Use neti pot: This is helpful when sick, but I highly recommend using this daily for allergies and keeping bugs at bay. I cannot remember the last cold I caught when using the neti pot consistently. Did I mention that I skipped three days last week? My bad.

Drink honey-lemon-cayenne:Any hot tea will do in a pinch. Ginger is an old favorite, regular honey-lemon is great, but I cannot recommend the honey-lemon-cayenne highly enough. The honey is soothing, the lemon astringent and vitamin-packed, and the sprinkle of cayenne provides heat that starts moving nasties out of your system right away.

Watch bad TV: Also self-explanatory. I need not reveal exactly what garbage I have been taking in. That won’t help anyone.

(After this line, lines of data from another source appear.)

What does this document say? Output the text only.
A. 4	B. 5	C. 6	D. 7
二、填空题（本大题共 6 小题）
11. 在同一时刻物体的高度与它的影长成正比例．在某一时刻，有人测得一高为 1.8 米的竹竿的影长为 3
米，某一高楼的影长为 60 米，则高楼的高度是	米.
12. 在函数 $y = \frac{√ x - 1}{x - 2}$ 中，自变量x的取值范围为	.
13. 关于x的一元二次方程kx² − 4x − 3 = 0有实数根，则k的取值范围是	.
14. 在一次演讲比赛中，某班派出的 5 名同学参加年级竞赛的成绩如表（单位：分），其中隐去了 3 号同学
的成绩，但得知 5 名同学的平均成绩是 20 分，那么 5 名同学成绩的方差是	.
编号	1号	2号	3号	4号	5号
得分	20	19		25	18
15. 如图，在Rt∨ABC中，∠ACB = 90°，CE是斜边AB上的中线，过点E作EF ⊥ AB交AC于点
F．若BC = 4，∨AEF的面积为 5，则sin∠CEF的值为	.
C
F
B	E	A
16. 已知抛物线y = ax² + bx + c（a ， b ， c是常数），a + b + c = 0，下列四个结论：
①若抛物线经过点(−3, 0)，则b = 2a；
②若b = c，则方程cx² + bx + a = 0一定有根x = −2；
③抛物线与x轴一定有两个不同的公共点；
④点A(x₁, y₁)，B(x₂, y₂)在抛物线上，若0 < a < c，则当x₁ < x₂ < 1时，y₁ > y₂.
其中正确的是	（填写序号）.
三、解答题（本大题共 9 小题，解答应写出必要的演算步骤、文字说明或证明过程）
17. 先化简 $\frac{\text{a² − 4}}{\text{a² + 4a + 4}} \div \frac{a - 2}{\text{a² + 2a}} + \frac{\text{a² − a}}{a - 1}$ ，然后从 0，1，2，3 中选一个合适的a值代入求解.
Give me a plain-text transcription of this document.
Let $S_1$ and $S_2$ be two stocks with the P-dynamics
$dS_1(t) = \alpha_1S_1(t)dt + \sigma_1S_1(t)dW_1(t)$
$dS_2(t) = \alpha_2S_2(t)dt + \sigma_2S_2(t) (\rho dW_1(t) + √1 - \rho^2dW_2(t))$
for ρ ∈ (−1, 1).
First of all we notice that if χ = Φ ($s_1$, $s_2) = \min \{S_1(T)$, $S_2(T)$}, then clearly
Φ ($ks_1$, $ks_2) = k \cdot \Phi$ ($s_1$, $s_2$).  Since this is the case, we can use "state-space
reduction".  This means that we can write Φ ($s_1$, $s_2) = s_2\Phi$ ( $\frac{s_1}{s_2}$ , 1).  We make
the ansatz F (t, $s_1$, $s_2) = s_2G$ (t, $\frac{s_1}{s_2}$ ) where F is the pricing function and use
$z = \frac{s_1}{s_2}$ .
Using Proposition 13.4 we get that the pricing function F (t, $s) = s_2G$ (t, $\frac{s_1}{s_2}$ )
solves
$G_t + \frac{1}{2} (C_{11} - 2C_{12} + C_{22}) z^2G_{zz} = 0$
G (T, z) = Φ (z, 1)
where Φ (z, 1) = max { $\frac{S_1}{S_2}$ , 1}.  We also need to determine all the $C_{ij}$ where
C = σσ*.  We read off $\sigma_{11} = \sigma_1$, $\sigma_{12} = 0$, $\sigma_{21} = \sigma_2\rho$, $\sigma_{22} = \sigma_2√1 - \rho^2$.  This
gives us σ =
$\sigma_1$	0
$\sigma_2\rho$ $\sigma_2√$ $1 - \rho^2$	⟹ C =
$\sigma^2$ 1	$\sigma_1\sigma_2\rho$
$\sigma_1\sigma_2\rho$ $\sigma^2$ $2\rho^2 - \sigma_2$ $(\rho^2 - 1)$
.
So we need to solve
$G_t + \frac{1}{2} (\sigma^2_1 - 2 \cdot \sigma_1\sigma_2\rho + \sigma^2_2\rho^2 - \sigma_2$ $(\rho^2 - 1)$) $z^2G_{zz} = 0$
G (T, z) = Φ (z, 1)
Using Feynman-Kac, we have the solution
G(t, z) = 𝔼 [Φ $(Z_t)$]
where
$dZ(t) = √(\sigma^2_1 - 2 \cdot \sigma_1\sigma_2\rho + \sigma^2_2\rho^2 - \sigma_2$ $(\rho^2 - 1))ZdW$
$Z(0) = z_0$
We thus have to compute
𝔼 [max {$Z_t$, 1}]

Bathe: Here is where the artistry comes in. I love nothing more than a hot bath when I am sick. The body’s natural response to many sicknesses is to raise its temperature with a fever. If you have a fever, a hot bath is most likely ill-advised (your body is already doing the heating, and you don’t want to get cooked). If, however, you do not have a fever, there’s nothing like getting toasty in the bath, breathing in some essential oils, sweating out some toxins, and savoring those quiet moments with ears underwater, listening to your own heart to provide relief and make you feel like you’re conquering that pesky cold. I have spent years perfecting my cold season bath salts. It is a work in progress, but here is the basic recipe for the latest incarnation:

 Bath Salts for Sickos:

  • 2 cups epsom salts
  • 1 tsp – 2 tbsp. ground dried mustard, however much you want (start low, go higher if you want)
  • 2 tbsp. ground ginger (or make a tea from fresh ginger and add directly to the bath water)
  • Essential oils. These days, I like a combination of lemon, eucalyptus and thyme for a cold, but there are many combinations that work wonders. Just remember that lots and lots of plants go into these essential oils, and they are powerful. Most of them are too potent to be applied directly on the skin, and you should go easy in your bath, too. I usually use 5-8 drops in the tub, and I wouldn’t go higher than that.

Put these things in a tupperware container or jar, put the lid on and shake until everything is combined. Sprinkle into a hot tub and get in. The mustard and ginger will help get you sweating, so skip these ingredients if you’re planning on, say, leaving the house or engaging in any kind of social activity immediately following your bath. If you have time to lie down in jammies or sweats, cozy and out of sight, throw them in.

Either way, take lots of baths, sip your fluids, get lots of sleep, and good luck kicking any colds that come your way.